Monthly Archives: February 2011

Collective Bargaining… What’s Best For the Taxpayer?

The good news…we, the average schmoes who produce the tax revenue that our elected officials spend, are no longer buying the “power to the people” baloney nor are we intimated by the shear brilliance or depth of their arguments. No, we’ve found time in our busy schedules to learn the principles of liberty enshrined in our Declaration of Independence and here in Maryland, two years ago, we founded We Surround Them Frederick as a way to give voice to us, the average citizen. As a result of this effort and the efforts of many other like-minded leaders in our area, we’re no longer as susceptible to the emotional rhetoric so prevalent in the progressive, statist movements and their rallies/protests. As we’ve demonstrated over the last two years, when the cause is warranted, We the People can rally and protest too.

On to Collective Bargaining.

It’s time we come to terms with the notion that Collective Bargaining by public unions is completely inequitable and I cannot stress completely enough.

In a private corporation, the tension between a union and management is at least understandable, even if not desirable. This tension usually breaks down into a few scenarios:

1. In the first scenario, if the union demands too much and necessitates a price hike of a product or service to pay for the union demands, the consumer may make a decision not to buy the product. Obviously, when the consumer stops choosing (let me emphasize this free market word, choose) to purchase the product, the company may be vulnerable to closing unless a new agreement can be reached between the union and management and the prices are lowered to lure consumers back.

2. A second scenario, and this one has been observed in the auto sector, competition will observe a company raise its prices or lower its quality to save costs to meet the demands of the union. The competitor steps in and offers a better or cheaper product/service. The company, if it does not react rapidly, may lose significant market share and make the company vulnerable to closing unless a new agreement can be reached between the union and management. Of course, there is an exception to this; should the company in distress due to collective bargaining receive a taxpayer funded bailout because they’re too big to fail, then their competitor will simply have to wait until the bailout is exhausted.

3. Scenario three, management and unions agree that the survival of the company is paramount and whatever concessions that need to be made are made.

Again, while I’m generally not a fan of the results that come from collective bargaining process, it at least makes sense in the private sector. There are natural protectors of everyone’s rights in this scenario. Management protects profits for the owners and/or shareholders and the union protects its salary and benefits packages.

Now, in the public arena, who protects the interests of the consumer (read taxpayer)? If you suggest that it’s the elected officials, then I have one simple question; how did the pay and benefit disparity between the average private sector employee and average public sector grow so large? Where were the elected officials protecting the interests of We the People who have to fund these payrolls and SUBSTANTIAL so called legacy costs? Were we even allowed to observe the collective bargaining process? Answer: NO!

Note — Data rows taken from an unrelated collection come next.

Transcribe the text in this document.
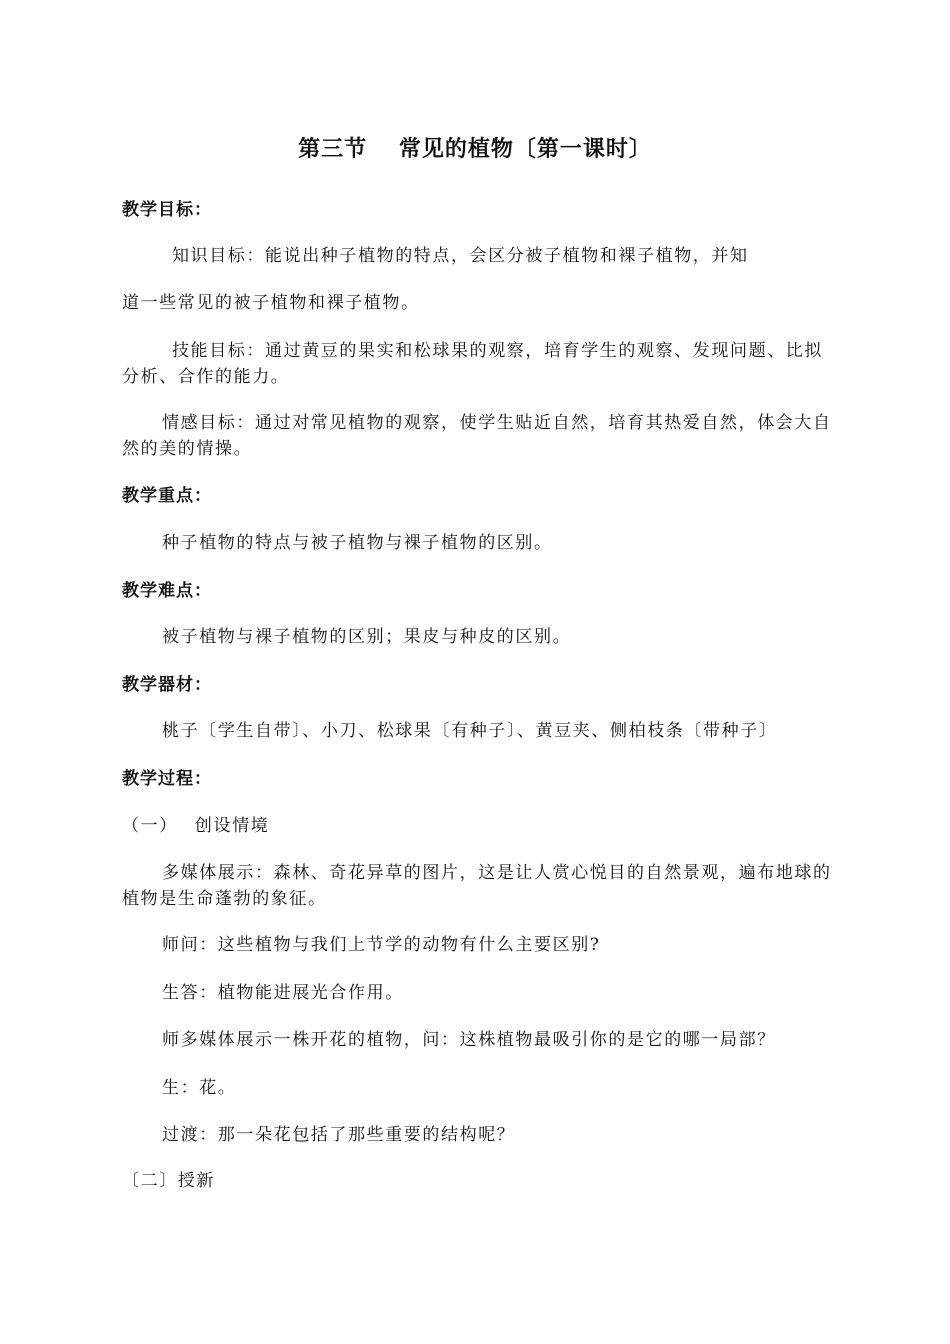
第三节　 常见的植物〔第一课时〕
教学目标：
知识目标：能说出种子植物的特点，会区分被子植物和裸子植物，并知
道一些常见的被子植物和裸子植物。
技能目标：通过黄豆的果实和松球果的观察，培育学生的观察、发现问题、比拟
分析、合作的能力。
情感目标：通过对常见植物的观察，使学生贴近自然，培育其热爱自然，体会大自
然的美的情操。
教学重点：
种子植物的特点与被子植物与裸子植物的区别。
教学难点：
被子植物与裸子植物的区别；果皮与种皮的区别。
教学器材：
桃子〔学生自带〕、小刀、松球果〔有种子〕、黄豆夹、侧柏枝条〔带种子〕
教学过程：
（一）　 创设情境
多媒体展示：森林、奇花异草的图片，这是让人赏心悦目的自然景观，遍布地球的
植物是生命蓬勃的象征。
师问：这些植物与我们上节学的动物有什么主要区别?
生答：植物能进展光合作用。
师多媒体展示一株开花的植物，问：这株植物最吸引你的是它的哪一局部？
生：花。
过渡：那一朵花包括了那些重要的结构呢？
〔二〕授新
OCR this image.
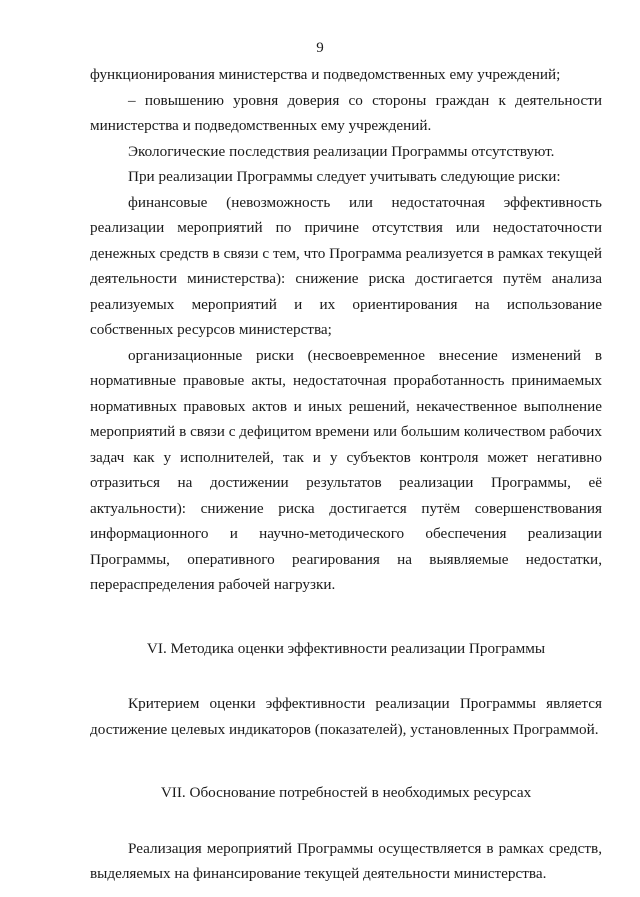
9

функционирования министерства и подведомственных ему учреждений;

– повышению уровня доверия со стороны граждан к деятельности министерства и подведомственных ему учреждений.

Экологические последствия реализации Программы отсутствуют.

При реализации Программы следует учитывать следующие риски:

финансовые (невозможность или недостаточная эффективность реализации мероприятий по причине отсутствия или недостаточности денежных средств в связи с тем, что Программа реализуется в рамках текущей деятельности министерства): снижение риска достигается путём анализа реализуемых мероприятий и их ориентирования на использование собственных ресурсов министерства;

организационные риски (несвоевременное внесение изменений в нормативные правовые акты, недостаточная проработанность принимаемых нормативных правовых актов и иных решений, некачественное выполнение мероприятий в связи с дефицитом времени или большим количеством рабочих задач как у исполнителей, так и у субъектов контроля может негативно отразиться на достижении результатов реализации Программы, её актуальности): снижение риска достигается путём совершенствования информационного и научно-методического обеспечения реализации Программы, оперативного реагирования на выявляемые недостатки, перераспределения рабочей нагрузки.

VI. Методика оценки эффективности реализации Программы

Критерием оценки эффективности реализации Программы является достижение целевых индикаторов (показателей), установленных Программой.

VII. Обоснование потребностей в необходимых ресурсах

Реализация мероприятий Программы осуществляется в рамках средств, выделяемых на финансирование текущей деятельности министерства.
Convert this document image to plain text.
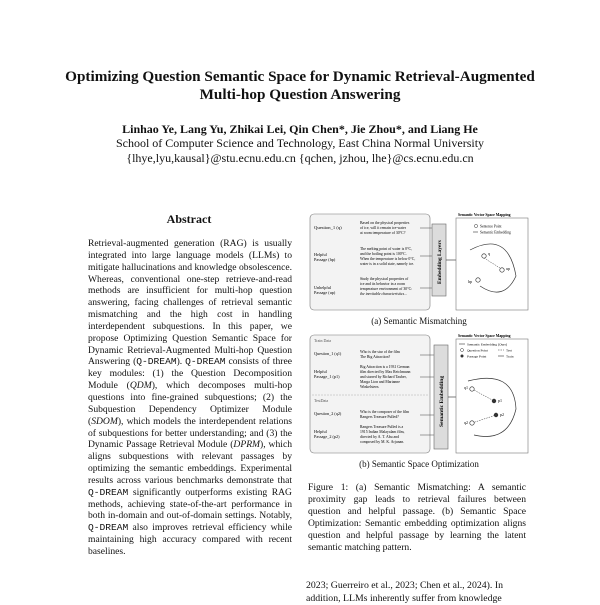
Optimizing Question Semantic Space for Dynamic Retrieval-Augmented
Multi-hop Question Answering
Linhao Ye, Lang Yu, Zhikai Lei, Qin Chen*, Jie Zhou*, and Liang He
School of Computer Science and Technology, East China Normal University
{lhye,lyu,kausal}@stu.ecnu.edu.cn {qchen, jzhou, lhe}@cs.ecnu.edu.cn
Abstract

Retrieval-augmented generation (RAG) is usually integrated into large language models (LLMs) to mitigate hallucinations and knowledge obsolescence. Whereas, conventional one-step retrieve-and-read methods are insufficient for multi-hop question answering, facing challenges of retrieval semantic mismatching and the high cost in handling interdependent subquestions. In this paper, we propose Optimizing Question Semantic Space for Dynamic Retrieval-Augmented Multi-hop Question Answering (Q-DREAM). Q-DREAM consists of three key modules: (1) the Question Decomposition Module (QDM), which decomposes multi-hop questions into fine-grained subquestions; (2) the Subquestion Dependency Optimizer Module (SDOM), which models the interdependent relations of subquestions for better understanding; and (3) the Dynamic Passage Retrieval Module (DPRM), which aligns subquestions with relevant passages by optimizing the semantic embeddings. Experimental results across various benchmarks demonstrate that Q-DREAM significantly outperforms existing RAG methods, achieving state-of-the-art performance in both in-domain and out-of-domain settings. Notably, Q-DREAM also improves retrieval efficiency while maintaining high accuracy compared with recent baselines.

Question_1 (q)
Based on the physical properties
of ice, will it remain ice-water
at room temperature of 30°C?
Helpful
Passage (hp)
The melting point of water is 0°C,
and the boiling point is 100°C.
When the temperature is below 0°C,
water is in a solid state, namely ice.
Unhelpful
Passage (up)
Study the physical properties of
ice and its behavior in a room
temperature environment of 30°C:
the inevitable characteristics...
Embedding Layers
Semantic Vector Space Mapping
Sentence Point
Semantic Embedding
q
hp
up
(a) Semantic Mismatching
Train Data
Question_1 (q1)	Who is the star of the film
The Big Attraction?
Helpful
Passage_1 (p1)
Big Attraction is a 1931 German
film directed by Max Reichmann
and starred by Richard Tauber,
Marga Lion and Marianne
Winkelstern.
TestData
Question_2 (q2)	Who is the composer of the film
Rangers Treasure Pulled?
Helpful
Passage_2 (p2)
Rangers Treasure Pulled is a
1915 Indian Malayalam film,
directed by A. T. Abu and
composed by M. K. Arjunan.
Semantic Embedding
Semantic Vector Space Mapping
Semantic Embedding (Ours)
Question Point
Passage Point
Test
Train
q1
p1
q2
p2
(b) Semantic Space Optimization
Figure 1: (a) Semantic Mismatching: A semantic proximity gap leads to retrieval failures between question and helpful passage. (b) Semantic Space Optimization: Semantic embedding optimization aligns question and helpful passage by learning the latent semantic matching pattern.
2023; Guerreiro et al., 2023; Chen et al., 2024). In
addition, LLMs inherently suffer from knowledge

The bottom line is that the three scenarios that private corporations face, (described above), are almost completely controlled by the public sector union in the collective bargaining process. We, the taxpayers that have to fund the public unions salary and benefits packages really have no say in the packages that are negotiated. Instead, we taxpayers are essentially told to just sit down, shut up and open our wallets…we’re going to pay for this until we can get a group of people elected to stop the unions. And the elected officials; well, let’s just say they’re very comfortable cozying up in bed with the unions (in most cases) as they know where their bread is buttered. This is the inglorious tick on a dog scenario or in more sophisticated language, the proverbial quid pro quo; you scratch my back (vote for me) and I’ll scratch yours (give you what you want in salary and benefits). That’s until recently where the taxpayers are finding representatives that will actually protect their interests, namely our money and freedom.

In fact, more and more of us are emerging from our couches and engaging the battle as evidenced by Scott Strzelczyk, a friend of mine who does battle daily on Facebook and various blogs. In a recent post, he really sums up a few key points related to the collective bargaining debate we’re having nationally:

“Let’s see taxpayers, who are not represented at all in the collective bargaining process, will still be paying 94.2% towards their pensions and 87.5% towards their healthcare. You have govt bureaucrats negotiating with union leadership over tax dollars that neither gives a rats behind about. (Elected officials) use tax dollars to keep the unions fat and happy, and in exchange they receive votes and political contributions.”

As this drama unfolds, it won’t be easy to restore the proper role of government. We’ll continue to be treated to an onslaught of; “it’s for the children” or “Power to the People” or my favorite, “stop waging war on the middle class!” I wish the union antagonists would stop waging war on my wallet and my children’s future!